L'objectif de ce groupe bancaire était limpide et, à première vue, assez simple : migrer via un système informatisé les demandes d'achats des prescripteurs jusqu'aux acheteurs. Après quelques années de mise en place, c'est un vrai succès du côté des prescripteurs. La majorité de leurs demandes est en effet directement saisie dans l'outil. En revanche, du côté des acheteurs, un vrai blocus s'est organisé contre ce nouveau process : ce n'est pas à eux, ont-ils clairement indiqué, de suivre la qualité de réception des demandes et de saisir des bons de commande. Pour résoudre la situation, la solution trouvée par l'entreprise semble kafkaïenne. La direction achat a confié à une cellule interne le soin de réceptionner les demandes d'achats. Elles sont ensuite imprimées et transmises aux acheteurs en fonction de leurs périmètres d'intervention. Puis, au moment de la conversion de ces demandes en commandes ou contrats, les acheteurs reviennent dans l'outil. Le frein à l'utilisation d'un outil atteint ici son paroxysme... « Les acheteurs ont considéré que l'outil imposé n'apportait rien à leur métier, analyse David Lachowsky directeur chez Axys Consultants. Cela montre à quel point il faut s'appliquer à bien analyser en amont les écarts entre les fonctionnalités proposées et les processus achats réels. »
Les vrais usages
Pour éviter un rejet et/ou une future utilisation médiocre, une double équation doit être posée : « Est-ce l'outil qui va s'adapter aux procédures d'achats de l'entreprise ? Et dans ce cas, il faut veiller à bien concevoir les fonctionnalités. Ou va-t-on standardiser les processus en s'adaptant au nouvel outil choisi ? Les acheteurs devront alors être associés très tôt au projet », résume David Lachowsky. Le travers classique consiste en effet à adopter une approche purement financière. « En prenant ce positionnement, les famille d'achats de l'outil, calquées sur des catégories comptables, peuvent ne pas être adaptées à la réalité du travail des acheteurs, » remarque Anne Marie Guillemoteau, directeur conseil responsable offre SRM chez CGI, qui note par surcroît que les directions achats ont toujours des difficultés à se faire entendre par les DSI.

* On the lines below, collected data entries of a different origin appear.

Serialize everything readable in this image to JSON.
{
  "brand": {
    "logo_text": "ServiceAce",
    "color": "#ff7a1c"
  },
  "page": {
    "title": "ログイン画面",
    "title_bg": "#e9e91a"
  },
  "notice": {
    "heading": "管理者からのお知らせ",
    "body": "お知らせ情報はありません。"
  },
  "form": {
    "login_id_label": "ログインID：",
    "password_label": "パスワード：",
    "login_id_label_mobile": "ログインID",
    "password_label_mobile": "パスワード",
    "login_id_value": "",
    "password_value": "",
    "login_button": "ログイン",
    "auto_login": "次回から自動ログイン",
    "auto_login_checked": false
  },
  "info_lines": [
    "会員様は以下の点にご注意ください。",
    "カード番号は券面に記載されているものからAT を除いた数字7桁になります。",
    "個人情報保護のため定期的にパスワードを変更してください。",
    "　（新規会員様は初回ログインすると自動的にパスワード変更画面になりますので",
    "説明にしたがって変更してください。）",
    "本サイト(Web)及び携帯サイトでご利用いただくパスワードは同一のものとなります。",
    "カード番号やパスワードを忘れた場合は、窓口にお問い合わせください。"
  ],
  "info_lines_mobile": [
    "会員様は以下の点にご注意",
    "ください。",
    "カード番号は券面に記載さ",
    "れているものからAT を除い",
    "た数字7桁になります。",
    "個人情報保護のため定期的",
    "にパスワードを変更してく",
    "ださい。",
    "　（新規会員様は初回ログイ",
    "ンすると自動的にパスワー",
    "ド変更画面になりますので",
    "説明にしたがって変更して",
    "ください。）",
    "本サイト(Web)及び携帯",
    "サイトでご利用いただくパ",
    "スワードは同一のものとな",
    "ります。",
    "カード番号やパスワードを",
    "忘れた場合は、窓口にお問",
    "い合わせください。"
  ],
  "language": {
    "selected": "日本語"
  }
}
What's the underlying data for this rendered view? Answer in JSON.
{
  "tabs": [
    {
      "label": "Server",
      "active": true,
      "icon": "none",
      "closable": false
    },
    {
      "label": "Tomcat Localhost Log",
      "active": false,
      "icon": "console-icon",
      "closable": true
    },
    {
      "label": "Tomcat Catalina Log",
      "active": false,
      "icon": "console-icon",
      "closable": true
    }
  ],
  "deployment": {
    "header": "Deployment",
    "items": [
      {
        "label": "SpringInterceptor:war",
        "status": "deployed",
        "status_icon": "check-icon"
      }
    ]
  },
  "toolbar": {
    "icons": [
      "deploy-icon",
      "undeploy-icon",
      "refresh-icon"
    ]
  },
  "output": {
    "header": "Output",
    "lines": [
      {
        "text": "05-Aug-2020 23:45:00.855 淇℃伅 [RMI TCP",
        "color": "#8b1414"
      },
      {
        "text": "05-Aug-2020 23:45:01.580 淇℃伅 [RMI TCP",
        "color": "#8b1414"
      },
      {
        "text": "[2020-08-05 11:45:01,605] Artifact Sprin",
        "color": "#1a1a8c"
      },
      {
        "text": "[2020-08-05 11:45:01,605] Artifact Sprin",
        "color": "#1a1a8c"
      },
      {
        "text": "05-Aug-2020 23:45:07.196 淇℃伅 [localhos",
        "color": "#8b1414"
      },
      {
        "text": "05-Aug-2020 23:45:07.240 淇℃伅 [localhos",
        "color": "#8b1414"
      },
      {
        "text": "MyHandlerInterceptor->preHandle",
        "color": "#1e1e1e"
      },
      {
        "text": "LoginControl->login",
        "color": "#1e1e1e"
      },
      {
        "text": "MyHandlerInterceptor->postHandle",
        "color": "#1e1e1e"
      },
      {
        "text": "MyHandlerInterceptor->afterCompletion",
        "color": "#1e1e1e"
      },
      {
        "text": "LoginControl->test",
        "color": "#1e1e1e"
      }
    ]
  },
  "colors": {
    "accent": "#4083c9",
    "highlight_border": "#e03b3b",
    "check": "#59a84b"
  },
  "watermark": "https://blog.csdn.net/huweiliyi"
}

Ce genre d'erreur a été fréquent au début des années 2000 pour les outils d'e-procurement de 1ère génération. Les acheteurs les voyaient d'un mauvais œil, sans valeur ajoutée pour leur travail. La conséquence immédiate d'un manque de concordance fonctionnelle de l'outil s'est alors traduit par un taux d'utilisation vraiment peu concluant.

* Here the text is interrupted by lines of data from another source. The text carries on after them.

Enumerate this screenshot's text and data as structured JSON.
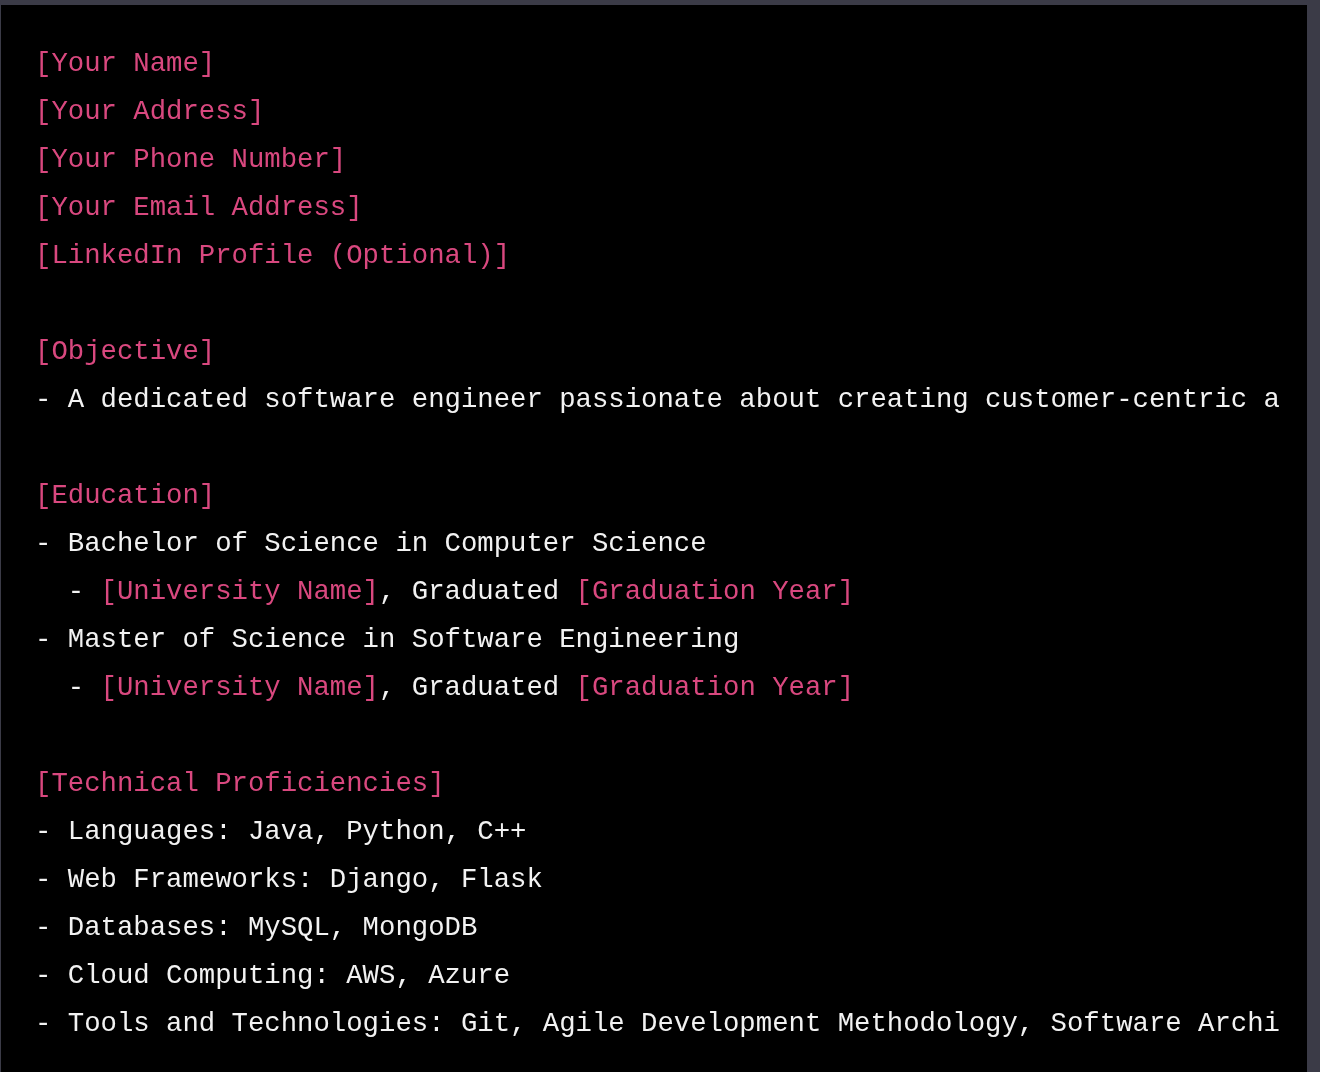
{
  "code_block": {
    "sections": [
      {
        "lines": [
          [
            {
              "kind": "placeholder",
              "text": "[Your Name]"
            }
          ],
          [
            {
              "kind": "placeholder",
              "text": "[Your Address]"
            }
          ],
          [
            {
              "kind": "placeholder",
              "text": "[Your Phone Number]"
            }
          ],
          [
            {
              "kind": "placeholder",
              "text": "[Your Email Address]"
            }
          ],
          [
            {
              "kind": "placeholder",
              "text": "[LinkedIn Profile (Optional)]"
            }
          ]
        ]
      },
      {
        "lines": [
          [
            {
              "kind": "placeholder",
              "text": "[Objective]"
            }
          ],
          [
            {
              "kind": "text",
              "text": "- A dedicated software engineer passionate about creating customer-centric a"
            }
          ]
        ]
      },
      {
        "lines": [
          [
            {
              "kind": "placeholder",
              "text": "[Education]"
            }
          ],
          [
            {
              "kind": "text",
              "text": "- Bachelor of Science in Computer Science"
            }
          ],
          [
            {
              "kind": "text",
              "text": "  - "
            },
            {
              "kind": "placeholder",
              "text": "[University Name]"
            },
            {
              "kind": "text",
              "text": ", Graduated "
            },
            {
              "kind": "placeholder",
              "text": "[Graduation Year]"
            }
          ],
          [
            {
              "kind": "text",
              "text": "- Master of Science in Software Engineering"
            }
          ],
          [
            {
              "kind": "text",
              "text": "  - "
            },
            {
              "kind": "placeholder",
              "text": "[University Name]"
            },
            {
              "kind": "text",
              "text": ", Graduated "
            },
            {
              "kind": "placeholder",
              "text": "[Graduation Year]"
            }
          ]
        ]
      },
      {
        "lines": [
          [
            {
              "kind": "placeholder",
              "text": "[Technical Proficiencies]"
            }
          ],
          [
            {
              "kind": "text",
              "text": "- Languages: Java, Python, C++"
            }
          ],
          [
            {
              "kind": "text",
              "text": "- Web Frameworks: Django, Flask"
            }
          ],
          [
            {
              "kind": "text",
              "text": "- Databases: MySQL, MongoDB"
            }
          ],
          [
            {
              "kind": "text",
              "text": "- Cloud Computing: AWS, Azure"
            }
          ],
          [
            {
              "kind": "text",
              "text": "- Tools and Technologies: Git, Agile Development Methodology, Software Archi"
            }
          ]
        ]
      }
    ]
  }
}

Pour mesurer le niveau d'utilisation, on s'appuie sur de grands indicateurs : « la couverture des dépenses, le nombre de BU couvertes, le nombre d'utilisateurs actifs (au sein de la communauté achat mais également par les prescripteurs), le nombre d'actes réalisés dans l'outil, le nombre de fournisseurs actifs. Il est également intéressant de mesurer la profondeur des fonctionnalités déployées, que l'on peut suivre par le nombre et le niveau des utilisateurs (simples, intermédiaires, avancés) ou le nombre de modules réellement utilisés », détaille Jean-Baptiste Lendrin, directeur associé chez Buy.O. Le curseur d'un bon ou mauvais niveau d'utilisation est d'ailleurs propre à chaque entreprise. « Un autre point de mesure peut être le niveau de participation des filiales, avec le volume d'achats issus des filiales dans le volume global », suggère Gérard Dahan, directeur de la communication et du marketing opérationnel d'Ivalua. Et les outils de reporting permettent de descendre au besoin dans le détail d'activité de chaque acheteur : « Notre outil mesure la performance de l’acheteur, le suivi des gains générés, les gains engendrés par la négociation ou par les leviers d’amélioration qu’il a utilisés sur la période donnée », précise Gérard Dahan. La mise en place de certains ratios ne doit cependant pas occulter d'autres bienfaits des outils d'e-achats. « Le niveau d'économies réalisées en cas d'appels d'offres via les outils d'e-sourcing est souvent mesuré. C'est un indicateur intéressant mais il reste insuffisant pour mesurer l'ensemble de la valeur de ces outils. Car leurs bénéfices résident aussi dans une meilleure circulation et capitalisation de l'information, une plus grande traçabilité des actions ainsi que dans le développement du travail collaboratif entre les fonctions et au sein de l'organisation achat », note Jean-Baptiste Lendrin.
Imposer ou inciter
Aux premiers mois du déploiement, de grands indicateurs d'utilisation s'avèrent néanmoins indispensables, afin, en cas de besoin, de rectifier la stratégie d'adoption. Dans un grand groupe européen, pendant quatre ans, 5% seulement du volume des achats passait par une plate-forme flambant neuve. Ediifante, cette mesure brute prend ici tout son sens ! Lire la suite...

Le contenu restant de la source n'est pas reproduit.